Changing the way I react and express difficult feelings was never going to be an easy task, and trying to work on this when pregnant and hormonal was never going to be the best timing, but hey, that’s just the way this has all worked out.
Thankfully, there haven’t been many instances when I’ve needed to consciously think about it….or maybe, just maybe, I’ve been preempting these situations and not letting myself get worked up in the first place?
At the beginning of the month, there were a couple of hairy moments which saw my eyes prickling with hot tears after particularly rough nights with Tiny – on each instance, I threw* myself back into bed at repeatedly ungodly hours, and when Tall asked if I was okay, I muttered a curt, “No,” and then proceeded to have a quick, quiet, unnoticed cry.
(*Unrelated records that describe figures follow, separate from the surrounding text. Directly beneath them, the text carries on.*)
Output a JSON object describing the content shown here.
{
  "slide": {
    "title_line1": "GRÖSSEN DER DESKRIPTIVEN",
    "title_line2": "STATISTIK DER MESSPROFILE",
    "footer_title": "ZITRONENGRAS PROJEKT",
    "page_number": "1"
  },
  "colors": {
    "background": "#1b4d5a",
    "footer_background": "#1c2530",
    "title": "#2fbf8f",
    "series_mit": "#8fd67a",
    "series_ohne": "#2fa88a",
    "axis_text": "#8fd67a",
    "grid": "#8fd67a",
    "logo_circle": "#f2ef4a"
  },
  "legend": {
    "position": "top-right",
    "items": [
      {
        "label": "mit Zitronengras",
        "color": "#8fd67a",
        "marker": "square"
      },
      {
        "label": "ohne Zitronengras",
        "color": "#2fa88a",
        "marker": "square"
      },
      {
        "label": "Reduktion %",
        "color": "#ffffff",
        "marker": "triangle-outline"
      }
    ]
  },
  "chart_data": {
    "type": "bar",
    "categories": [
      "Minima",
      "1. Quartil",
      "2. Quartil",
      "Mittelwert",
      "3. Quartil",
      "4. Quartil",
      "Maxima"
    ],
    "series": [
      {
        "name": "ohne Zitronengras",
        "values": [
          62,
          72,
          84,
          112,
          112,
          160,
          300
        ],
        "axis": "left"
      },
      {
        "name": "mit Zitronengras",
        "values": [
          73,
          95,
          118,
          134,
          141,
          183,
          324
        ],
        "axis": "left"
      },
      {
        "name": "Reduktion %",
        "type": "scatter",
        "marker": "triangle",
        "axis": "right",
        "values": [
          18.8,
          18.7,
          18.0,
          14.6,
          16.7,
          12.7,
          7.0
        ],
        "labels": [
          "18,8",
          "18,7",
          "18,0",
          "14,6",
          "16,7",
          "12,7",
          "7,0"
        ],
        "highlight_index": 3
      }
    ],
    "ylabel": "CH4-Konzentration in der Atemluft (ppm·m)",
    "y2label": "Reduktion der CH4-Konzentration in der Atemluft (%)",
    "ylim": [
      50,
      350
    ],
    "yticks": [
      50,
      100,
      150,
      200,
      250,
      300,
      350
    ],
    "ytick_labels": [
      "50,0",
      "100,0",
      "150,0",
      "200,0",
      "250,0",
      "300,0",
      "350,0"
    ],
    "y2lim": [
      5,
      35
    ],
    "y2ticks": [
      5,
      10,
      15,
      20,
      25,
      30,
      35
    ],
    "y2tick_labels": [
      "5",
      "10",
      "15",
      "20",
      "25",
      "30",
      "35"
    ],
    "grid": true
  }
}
The only positive thing is that the tears were over within a minute, and in the morning, I was able to very calmly discuss Tiny’s sleeping “mishaps” with Tall.
I don’t feel like I’ve failed at this challenge as such, more that I haven’t had the opportunity to really focus on it. That’s not a bad thing; I’m pretty sure the next couple of months will provide many chances to work on this!
I completely-and-utterly acknowledge that I am a bottler, and that there will always come a day when it gets to much and I burst into unexplained tears (or “explode” into tears, as my beloved likes to say. “Are you okay? You’ve got your explosion face on…”). The idea that I need to do something about it is always there, but this month has pushed it a little further into the limelight than before.
The technique? To stop (and possibly walk away for a moment), take a breath and think instead of simply bursting into tears.
Will it work when I’m extra-tired, extra-frustrated and extra-busy with a newborn thrown into the mix? Who knows, but I’ve got to keep trying, and I feel as though having thought about it all this month will help keep me on track in the future.